Resumo Rápido
- Passagens aéreas SP: R$2.000-4.600 (El Calafate ou Punta Arenas). Compre 3-4 meses antes.
- 10 dias total: R$8.700 (econômico), R$15.200 (confortável), R$30.400 (premium) por pessoa.
- Casais perfil confortável: R$25.000-30.000 total (casal, 10 dias).
- Perito Moreno + mini-trekking: R$950-1.300/pessoa — passeio mais icônico.
- Lado chileno 15-20% mais barato em hospedagem/alimentação. Argentino: melhor infraestrutura.
- Alta temporada: nov-mar. Shoulder season (out/abr): preços na faixa inferior.
A Patagônia é um daqueles destinos que aparece em todos os álbuns de inspiração de viagem e, quando você finalmente chega lá, supera qualquer expectativa. Torres do Paine ao amanhecer, o Perito Moreno estalando diante dos seus olhos, a cidade mais austral do mundo — é um conjunto de experiências que poucas regiões do planeta conseguem oferecer.

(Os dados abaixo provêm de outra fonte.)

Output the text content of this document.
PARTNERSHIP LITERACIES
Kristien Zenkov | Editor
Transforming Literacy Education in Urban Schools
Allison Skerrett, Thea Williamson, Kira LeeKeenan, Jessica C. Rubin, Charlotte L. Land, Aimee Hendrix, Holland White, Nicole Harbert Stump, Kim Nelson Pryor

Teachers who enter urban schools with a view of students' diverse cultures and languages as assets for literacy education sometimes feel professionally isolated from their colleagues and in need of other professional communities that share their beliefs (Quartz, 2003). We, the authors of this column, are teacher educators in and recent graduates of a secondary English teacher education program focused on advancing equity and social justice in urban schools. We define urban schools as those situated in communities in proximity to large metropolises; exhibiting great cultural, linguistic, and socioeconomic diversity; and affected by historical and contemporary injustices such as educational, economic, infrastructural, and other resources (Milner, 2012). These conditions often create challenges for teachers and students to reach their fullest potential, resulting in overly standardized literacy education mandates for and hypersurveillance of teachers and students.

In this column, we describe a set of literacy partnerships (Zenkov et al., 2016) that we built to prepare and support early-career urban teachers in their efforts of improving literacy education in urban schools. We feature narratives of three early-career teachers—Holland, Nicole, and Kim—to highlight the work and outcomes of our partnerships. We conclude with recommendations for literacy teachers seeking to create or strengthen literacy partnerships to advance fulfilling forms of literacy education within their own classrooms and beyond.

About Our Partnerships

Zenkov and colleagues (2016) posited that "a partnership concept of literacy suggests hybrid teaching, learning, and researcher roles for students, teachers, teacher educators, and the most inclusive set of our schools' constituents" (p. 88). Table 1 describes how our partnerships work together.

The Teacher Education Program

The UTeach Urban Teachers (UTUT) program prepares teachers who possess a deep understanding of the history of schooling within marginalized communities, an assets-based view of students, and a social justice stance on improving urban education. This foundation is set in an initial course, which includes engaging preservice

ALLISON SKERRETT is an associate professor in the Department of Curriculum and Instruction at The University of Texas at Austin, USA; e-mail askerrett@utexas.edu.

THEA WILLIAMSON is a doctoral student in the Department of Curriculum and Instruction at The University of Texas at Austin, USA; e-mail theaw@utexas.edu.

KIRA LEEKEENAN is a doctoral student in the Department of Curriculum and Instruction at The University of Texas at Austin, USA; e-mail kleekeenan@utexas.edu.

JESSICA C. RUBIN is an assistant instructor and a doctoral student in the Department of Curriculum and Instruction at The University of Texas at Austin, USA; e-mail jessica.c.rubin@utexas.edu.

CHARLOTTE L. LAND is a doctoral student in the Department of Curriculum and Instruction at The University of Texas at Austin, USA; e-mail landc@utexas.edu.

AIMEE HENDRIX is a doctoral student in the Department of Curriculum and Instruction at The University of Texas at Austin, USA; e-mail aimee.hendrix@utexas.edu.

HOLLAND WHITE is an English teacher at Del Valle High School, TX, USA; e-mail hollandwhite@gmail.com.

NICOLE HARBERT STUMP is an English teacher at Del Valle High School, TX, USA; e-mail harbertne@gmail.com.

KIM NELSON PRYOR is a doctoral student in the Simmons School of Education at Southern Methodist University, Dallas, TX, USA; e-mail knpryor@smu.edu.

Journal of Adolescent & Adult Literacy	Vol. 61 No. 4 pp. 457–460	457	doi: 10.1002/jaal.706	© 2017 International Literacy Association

O problema é que a Patagônia tem fama de caro. E parte dessa fama é merecida. Mas "caro" é relativo, e com planejamento é possível fazer uma viagem incrível sem gastar uma fortuna — ou decidir conscientemente onde vale abrir o bolso.
Este guia cobre tudo o que você precisa saber sobre custos reais em 2026, tanto do lado argentino quanto do chileno, com tabelas por perfil de viajante e uma comparação honesta entre os dois países.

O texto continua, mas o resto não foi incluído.